Interior Secretary Ken Salazar blocked a last-minute Bush Administration regulation which would have opened the nation's coasts to offshore drilling, leaving open the possibility of a complete reversal of the policy Tuesday afternoon.

Mr. Salazar directed the Mineral Management Services and U.S. Geologic Survey to study and report on the nation's offshore oil supplies and said he plans to hold four meetings across the nation as he considers how to rewrite the nation's five-year offshore drilling plan.

Mr.

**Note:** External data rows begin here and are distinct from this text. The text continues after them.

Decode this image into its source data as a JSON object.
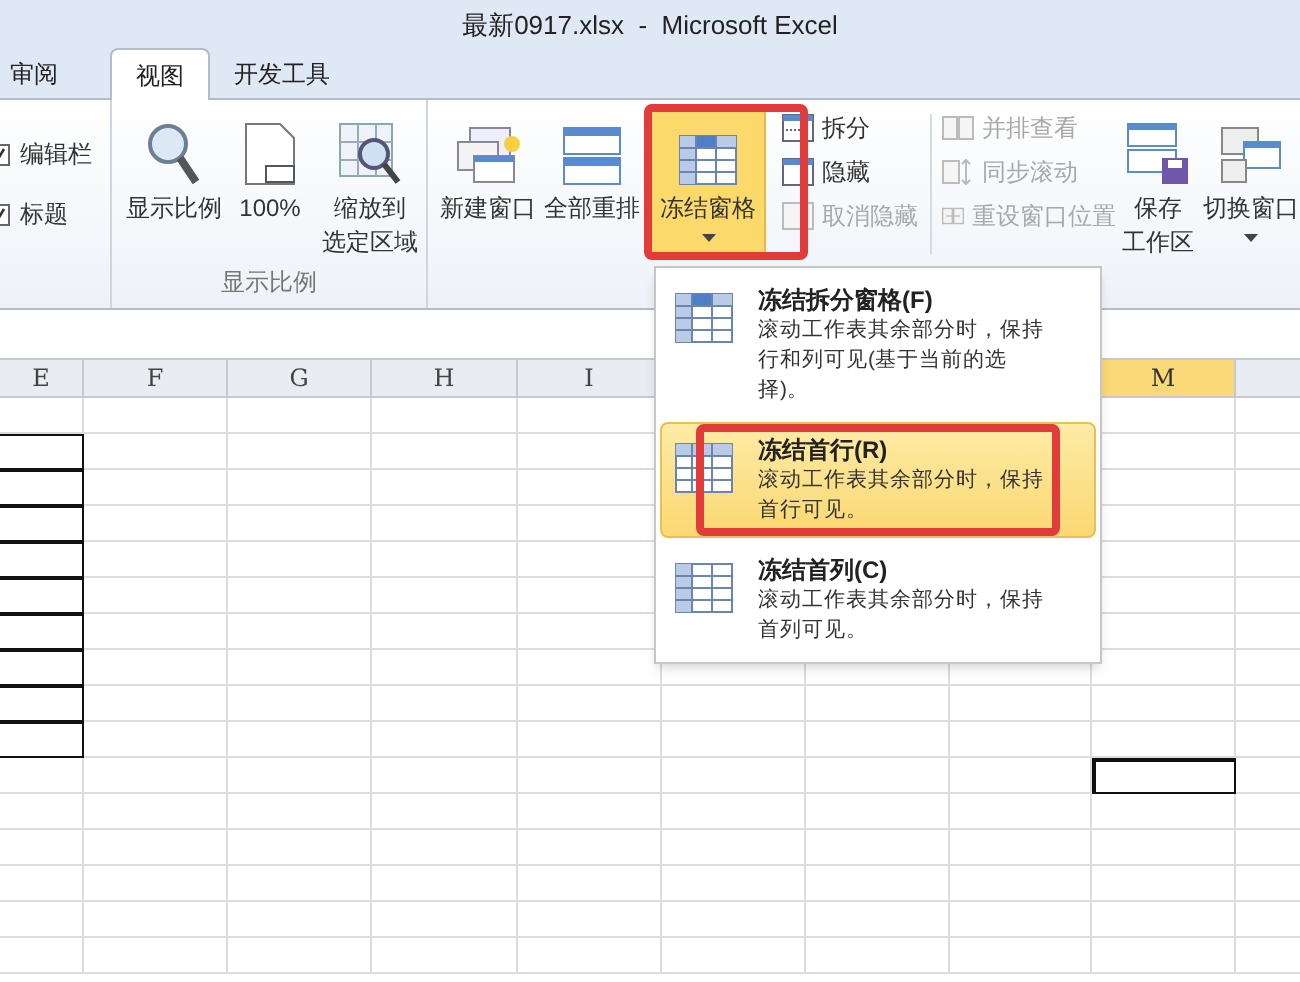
{
  "window": {
    "title": "最新0917.xlsx  -  Microsoft Excel"
  },
  "tabs": [
    {
      "label": "审阅",
      "selected": false
    },
    {
      "label": "视图",
      "selected": true
    },
    {
      "label": "开发工具",
      "selected": false
    }
  ],
  "show_group": {
    "checkboxes": [
      {
        "label": "编辑栏",
        "checked": true
      },
      {
        "label": "标题",
        "checked": true
      }
    ]
  },
  "zoom_group": {
    "label": "显示比例",
    "buttons": [
      {
        "kind": "zoom",
        "label": [
          "显示比例"
        ]
      },
      {
        "kind": "hundred",
        "label": [
          "100%"
        ]
      },
      {
        "kind": "selection",
        "label": [
          "缩放到",
          "选定区域"
        ]
      }
    ]
  },
  "window_group": {
    "large_buttons": [
      {
        "kind": "new",
        "label": [
          "新建窗口"
        ],
        "selected": false,
        "dropdown": false,
        "highlight_frame": false
      },
      {
        "kind": "arrange",
        "label": [
          "全部重排"
        ],
        "selected": false,
        "dropdown": false,
        "highlight_frame": false
      },
      {
        "kind": "freeze",
        "label": [
          "冻结窗格"
        ],
        "selected": true,
        "dropdown": true,
        "highlight_frame": true
      }
    ],
    "small_buttons": [
      {
        "kind": "split",
        "label": "拆分",
        "disabled": false
      },
      {
        "kind": "hide",
        "label": "隐藏",
        "disabled": false
      },
      {
        "kind": "unhide",
        "label": "取消隐藏",
        "disabled": true
      }
    ],
    "sync_buttons": [
      {
        "kind": "side",
        "label": "并排查看",
        "disabled": true
      },
      {
        "kind": "sync",
        "label": "同步滚动",
        "disabled": true
      },
      {
        "kind": "reset",
        "label": "重设窗口位置",
        "disabled": true
      }
    ],
    "end_buttons": [
      {
        "kind": "save",
        "label": [
          "保存",
          "工作区"
        ],
        "dropdown": false
      },
      {
        "kind": "switch",
        "label": [
          "切换窗口"
        ],
        "dropdown": true
      }
    ]
  },
  "freeze_menu": [
    {
      "kind": "panes",
      "title": "冻结拆分窗格(F)",
      "description": "滚动工作表其余部分时，保持行和列可见(基于当前的选择)。",
      "selected": false,
      "highlight_frame": false
    },
    {
      "kind": "row",
      "title": "冻结首行(R)",
      "description": "滚动工作表其余部分时，保持首行可见。",
      "selected": true,
      "highlight_frame": true
    },
    {
      "kind": "column",
      "title": "冻结首列(C)",
      "description": "滚动工作表其余部分时，保持首列可见。",
      "selected": false,
      "highlight_frame": false
    }
  ],
  "sheet": {
    "columns": [
      {
        "label": "E",
        "selected": false
      },
      {
        "label": "F",
        "selected": false
      },
      {
        "label": "G",
        "selected": false
      },
      {
        "label": "H",
        "selected": false
      },
      {
        "label": "I",
        "selected": false
      },
      {
        "label": "M",
        "selected": true
      }
    ],
    "rows": [
      {
        "bordered": false,
        "active": false
      },
      {
        "bordered": true,
        "active": false
      },
      {
        "bordered": true,
        "active": false
      },
      {
        "bordered": true,
        "active": false
      },
      {
        "bordered": true,
        "active": false
      },
      {
        "bordered": true,
        "active": false
      },
      {
        "bordered": true,
        "active": false
      },
      {
        "bordered": true,
        "active": false
      },
      {
        "bordered": true,
        "active": false
      },
      {
        "bordered": true,
        "active": false
      },
      {
        "bordered": false,
        "active": true
      },
      {
        "bordered": false,
        "active": false
      },
      {
        "bordered": false,
        "active": false
      },
      {
        "bordered": false,
        "active": false
      },
      {
        "bordered": false,
        "active": false
      },
      {
        "bordered": false,
        "active": false
      }
    ]
  }
}
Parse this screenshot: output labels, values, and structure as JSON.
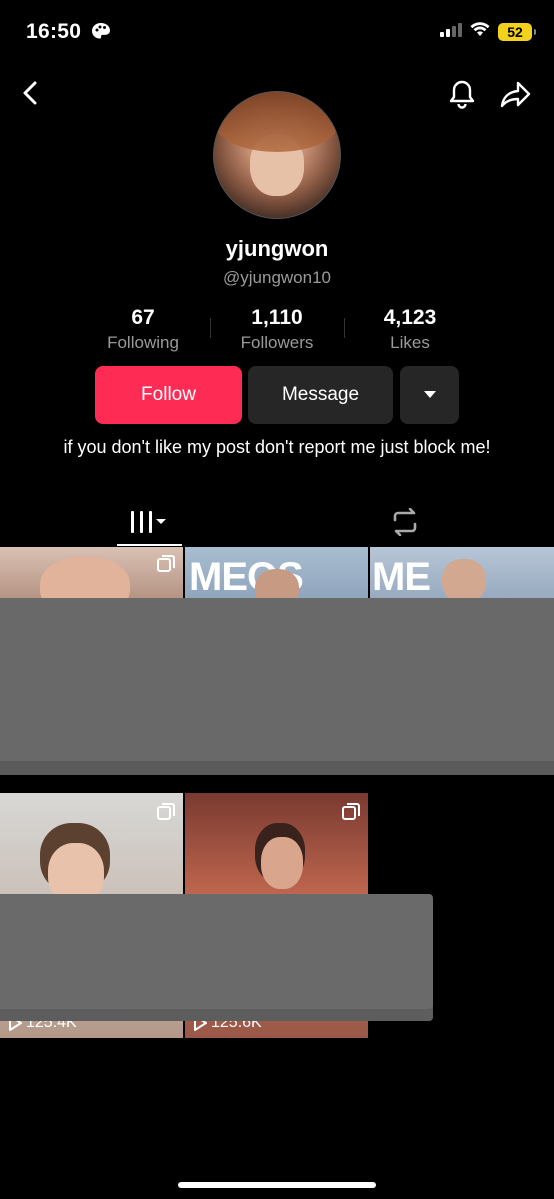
{
  "status_bar": {
    "time": "16:50",
    "battery": "52"
  },
  "profile": {
    "username": "yjungwon",
    "handle": "@yjungwon10",
    "bio": "if you don't like my post don't report me just block me!"
  },
  "stats": [
    {
      "value": "67",
      "label": "Following"
    },
    {
      "value": "1,110",
      "label": "Followers"
    },
    {
      "value": "4,123",
      "label": "Likes"
    }
  ],
  "actions": {
    "follow_label": "Follow",
    "message_label": "Message"
  },
  "tabs": [
    {
      "name": "videos",
      "icon": "grid-columns-icon"
    },
    {
      "name": "reposts",
      "icon": "repost-icon"
    }
  ],
  "videos": [
    {
      "views": "",
      "multi": true
    },
    {
      "views": "",
      "multi": false,
      "overlay_text": "MEOS"
    },
    {
      "views": "",
      "multi": false,
      "overlay_text": "ME"
    },
    {
      "views": "125.4K",
      "multi": true
    },
    {
      "views": "125.6K",
      "multi": true
    }
  ],
  "colors": {
    "accent": "#fe2c55",
    "background": "#000000",
    "secondary_button": "#262626",
    "muted_text": "#9a9a9a"
  }
}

Salazar also chastised the Bush Administration's snubbing of offshore wind-farms, saying that offshore renewable energy sources would be included in the Obama Administration's new energy plans.

"For them it was oil and gas or nothing," he said of the Bush Administration.

President Barack Obama has said that he supports domestic oil exploration and production as part of a larger plan to break the nation's dependence on foreign oil, but oil companies and Republican leaders have been skittish since he took office.

More than fifty House Republicans asked Mr. Obama to allow offshore drilling in a letter they sent last week.

"We are writing today to urge you to allow areas in the Outer Continental Shelf (OCS) to remain open for oil and gas exploration and development as your Administration reviews the five-year offshore drilling plan," the Republican congressmen, including House Minority Leader John Boehner, wrote last week. "As you know, at the height of our nation's energy crisis last year, the American people spoke with one voice to express their outrage when they saw that not only were we dependent upon foreign oil, but furthermore, that energy resources located within American territory were locked away and could not be developed."

The Obama Administration has wasted little time in reversing many of the Bush Administrations environmental and energy policies. Mr. Obama's Interior Department reversed leases to explore and drill for oil on Utah's public lands last week.